Конечно, фрейлейн Бродер, которая, однако, в этой воображаемой роли должна обладать многим из того, что свойственно Элизабет, — скромностью, отсутствием тщеславия, умением приспосабливаться, или, грубее говоря, услужливостью. В придумывании идиллий Эрп достиг большого мастерства. Он навел порядок на письменном столе, вытер пыль с него и сидел (подставив солнцу руку и голову) неподвижно, наблюдая за качающейся на сосне вороной и припоминая всякие сентенции в похвалу лени, безделья, праздности, на тему «Лень как нравственное достоинство», и если сократить и перевести на язык формулировок этот богатый отступлениями, обрывками мыслей внутренний монолог, то получится примерно следующая грандиозная мысль: кто ни до чего не дотрагивается, тот не может замараться; кто не двигается с места, не может ушибиться.

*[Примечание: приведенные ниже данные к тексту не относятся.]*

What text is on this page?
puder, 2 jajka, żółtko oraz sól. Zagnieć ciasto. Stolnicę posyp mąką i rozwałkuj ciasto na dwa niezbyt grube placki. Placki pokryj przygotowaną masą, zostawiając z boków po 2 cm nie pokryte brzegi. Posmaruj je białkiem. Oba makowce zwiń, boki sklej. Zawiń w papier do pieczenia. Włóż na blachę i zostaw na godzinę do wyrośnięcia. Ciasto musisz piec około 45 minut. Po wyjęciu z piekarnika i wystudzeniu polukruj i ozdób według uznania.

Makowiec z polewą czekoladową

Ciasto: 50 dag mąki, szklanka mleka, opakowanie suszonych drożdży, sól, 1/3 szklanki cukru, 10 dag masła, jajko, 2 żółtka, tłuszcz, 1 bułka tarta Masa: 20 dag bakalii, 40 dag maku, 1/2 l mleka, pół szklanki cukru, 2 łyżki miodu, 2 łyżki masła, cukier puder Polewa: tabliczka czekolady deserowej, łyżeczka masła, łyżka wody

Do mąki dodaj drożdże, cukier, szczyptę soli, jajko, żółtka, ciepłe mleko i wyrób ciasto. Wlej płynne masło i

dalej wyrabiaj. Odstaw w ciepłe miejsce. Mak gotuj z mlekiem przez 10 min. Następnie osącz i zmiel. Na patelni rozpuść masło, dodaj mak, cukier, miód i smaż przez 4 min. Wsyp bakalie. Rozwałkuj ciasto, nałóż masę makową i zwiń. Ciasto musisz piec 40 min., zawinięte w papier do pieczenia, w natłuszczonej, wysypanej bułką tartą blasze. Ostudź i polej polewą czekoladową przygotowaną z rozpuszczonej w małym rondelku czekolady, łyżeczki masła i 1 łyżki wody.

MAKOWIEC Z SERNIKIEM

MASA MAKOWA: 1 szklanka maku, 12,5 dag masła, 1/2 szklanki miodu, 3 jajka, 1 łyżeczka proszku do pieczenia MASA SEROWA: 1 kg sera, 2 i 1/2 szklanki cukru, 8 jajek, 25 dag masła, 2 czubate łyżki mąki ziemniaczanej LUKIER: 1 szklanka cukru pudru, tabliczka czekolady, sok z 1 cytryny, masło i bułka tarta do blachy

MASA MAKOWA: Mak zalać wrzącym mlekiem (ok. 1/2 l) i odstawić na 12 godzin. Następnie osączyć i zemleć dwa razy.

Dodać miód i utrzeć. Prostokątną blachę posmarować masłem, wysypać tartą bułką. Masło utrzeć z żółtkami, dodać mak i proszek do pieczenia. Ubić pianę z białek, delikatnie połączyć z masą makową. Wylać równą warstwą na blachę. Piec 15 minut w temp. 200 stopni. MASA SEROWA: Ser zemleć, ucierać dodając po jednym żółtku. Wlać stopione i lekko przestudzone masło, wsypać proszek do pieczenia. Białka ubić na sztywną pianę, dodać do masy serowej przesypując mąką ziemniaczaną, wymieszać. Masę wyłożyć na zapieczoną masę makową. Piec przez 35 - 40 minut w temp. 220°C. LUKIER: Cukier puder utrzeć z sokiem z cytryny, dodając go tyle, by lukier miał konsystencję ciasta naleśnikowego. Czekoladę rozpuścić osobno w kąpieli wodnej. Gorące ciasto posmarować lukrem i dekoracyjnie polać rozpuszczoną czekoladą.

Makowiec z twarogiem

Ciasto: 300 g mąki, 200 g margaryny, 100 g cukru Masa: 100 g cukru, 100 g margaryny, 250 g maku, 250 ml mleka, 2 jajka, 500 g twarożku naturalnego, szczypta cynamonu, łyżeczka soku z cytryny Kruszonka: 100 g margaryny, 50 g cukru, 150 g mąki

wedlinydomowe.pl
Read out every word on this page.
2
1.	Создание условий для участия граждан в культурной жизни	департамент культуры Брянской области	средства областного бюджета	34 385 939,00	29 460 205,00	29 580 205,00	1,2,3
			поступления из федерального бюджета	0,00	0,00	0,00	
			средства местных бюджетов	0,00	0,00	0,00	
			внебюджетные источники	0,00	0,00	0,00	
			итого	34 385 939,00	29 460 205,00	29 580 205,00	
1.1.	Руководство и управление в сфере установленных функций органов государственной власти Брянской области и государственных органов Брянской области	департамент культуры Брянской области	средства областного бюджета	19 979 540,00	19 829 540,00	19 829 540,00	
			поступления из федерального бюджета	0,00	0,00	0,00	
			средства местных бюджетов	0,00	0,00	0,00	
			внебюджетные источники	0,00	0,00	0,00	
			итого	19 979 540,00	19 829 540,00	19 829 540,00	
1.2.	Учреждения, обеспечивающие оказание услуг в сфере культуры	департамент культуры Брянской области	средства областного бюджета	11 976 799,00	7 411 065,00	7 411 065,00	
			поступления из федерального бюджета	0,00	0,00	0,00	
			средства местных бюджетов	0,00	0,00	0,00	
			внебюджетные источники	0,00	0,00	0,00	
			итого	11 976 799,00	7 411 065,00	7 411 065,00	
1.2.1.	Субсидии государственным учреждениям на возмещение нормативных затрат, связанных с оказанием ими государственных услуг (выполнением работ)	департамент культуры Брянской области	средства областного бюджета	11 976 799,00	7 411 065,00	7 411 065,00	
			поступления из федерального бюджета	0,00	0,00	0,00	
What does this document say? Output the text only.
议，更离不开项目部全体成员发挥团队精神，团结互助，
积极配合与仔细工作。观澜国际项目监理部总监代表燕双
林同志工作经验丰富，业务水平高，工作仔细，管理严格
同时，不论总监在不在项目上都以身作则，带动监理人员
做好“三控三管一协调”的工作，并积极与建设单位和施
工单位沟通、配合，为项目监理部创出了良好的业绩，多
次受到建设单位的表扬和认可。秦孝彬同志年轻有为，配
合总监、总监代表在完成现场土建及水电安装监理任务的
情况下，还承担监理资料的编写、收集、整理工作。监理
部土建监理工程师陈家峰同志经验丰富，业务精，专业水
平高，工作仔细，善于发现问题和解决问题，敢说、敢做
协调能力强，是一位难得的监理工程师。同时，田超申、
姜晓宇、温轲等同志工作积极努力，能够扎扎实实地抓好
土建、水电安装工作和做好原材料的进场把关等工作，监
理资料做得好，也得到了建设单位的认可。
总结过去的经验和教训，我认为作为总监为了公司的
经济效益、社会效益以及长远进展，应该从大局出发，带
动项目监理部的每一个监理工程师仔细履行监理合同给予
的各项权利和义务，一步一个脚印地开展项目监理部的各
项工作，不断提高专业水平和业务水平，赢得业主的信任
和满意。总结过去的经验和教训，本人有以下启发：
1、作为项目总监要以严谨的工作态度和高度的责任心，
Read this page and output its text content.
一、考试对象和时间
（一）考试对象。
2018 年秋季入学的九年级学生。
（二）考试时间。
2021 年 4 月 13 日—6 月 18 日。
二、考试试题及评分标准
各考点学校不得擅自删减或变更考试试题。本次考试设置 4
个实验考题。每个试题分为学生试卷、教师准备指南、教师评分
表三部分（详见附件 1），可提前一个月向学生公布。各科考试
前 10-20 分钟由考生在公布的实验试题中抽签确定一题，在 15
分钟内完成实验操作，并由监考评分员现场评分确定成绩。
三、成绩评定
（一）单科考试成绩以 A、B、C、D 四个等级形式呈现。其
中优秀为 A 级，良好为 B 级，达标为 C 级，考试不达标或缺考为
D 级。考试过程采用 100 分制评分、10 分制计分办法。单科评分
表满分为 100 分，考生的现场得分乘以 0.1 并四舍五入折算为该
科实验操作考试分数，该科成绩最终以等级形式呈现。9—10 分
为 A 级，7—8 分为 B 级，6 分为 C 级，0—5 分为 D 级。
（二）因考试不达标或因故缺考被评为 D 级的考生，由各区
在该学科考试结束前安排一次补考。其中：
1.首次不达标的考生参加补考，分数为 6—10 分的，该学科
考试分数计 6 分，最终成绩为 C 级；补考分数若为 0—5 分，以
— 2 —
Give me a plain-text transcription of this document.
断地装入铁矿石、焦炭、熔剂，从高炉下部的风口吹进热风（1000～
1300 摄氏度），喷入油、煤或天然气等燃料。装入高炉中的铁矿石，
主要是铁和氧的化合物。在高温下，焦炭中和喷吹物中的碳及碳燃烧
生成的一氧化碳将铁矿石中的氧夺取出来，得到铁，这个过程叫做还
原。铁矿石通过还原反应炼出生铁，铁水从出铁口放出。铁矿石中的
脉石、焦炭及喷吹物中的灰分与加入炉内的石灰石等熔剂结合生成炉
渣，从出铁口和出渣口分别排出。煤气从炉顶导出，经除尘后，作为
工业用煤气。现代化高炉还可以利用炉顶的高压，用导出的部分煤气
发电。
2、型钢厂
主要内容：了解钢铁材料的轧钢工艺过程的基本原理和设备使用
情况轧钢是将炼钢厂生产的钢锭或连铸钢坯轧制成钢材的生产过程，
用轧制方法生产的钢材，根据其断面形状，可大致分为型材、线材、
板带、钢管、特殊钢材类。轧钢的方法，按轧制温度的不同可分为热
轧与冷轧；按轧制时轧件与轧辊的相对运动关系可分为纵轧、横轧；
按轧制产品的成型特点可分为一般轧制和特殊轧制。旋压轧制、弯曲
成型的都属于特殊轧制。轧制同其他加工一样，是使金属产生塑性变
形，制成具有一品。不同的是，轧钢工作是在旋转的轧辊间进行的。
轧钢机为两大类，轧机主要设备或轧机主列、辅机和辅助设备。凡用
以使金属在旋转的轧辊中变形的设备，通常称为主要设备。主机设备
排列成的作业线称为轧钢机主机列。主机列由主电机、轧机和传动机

Так Карл не думал, он думал примерами, думал о себе самом, о своих юношеских порывах, о том, как долго был во власти иллюзий и честолюбия, придававших всякому догматическому преувеличению ультрапреувеличенный характер, вспоминал отца, но еще чаще своего соученика по школе садоводства Айзенхардта, который проспал не только свой практический экзамен на звание подмастерья в теплице (с надписью величиной в человеческий рост: «Вырастим томат для наших солдат!») и вслед за этим все военные тренировки, но в конце концов и битву за Аахен и который таким образом (в противоположность всем одержимым, помешанным на любви к отечеству и долге) счастливо пережил весь кошмар того времени. Разве, спрашивал себя Карл, усердные, деятельные и восторженные не были тогда ужасом мира, а лентяи — хранителями человечности? Разве тогда старательные не были смазочным маслом для орудий смерти, а нерасторопные — песчинками, которые хотя и не могли остановить машину, но вредили и замедляли ее ход?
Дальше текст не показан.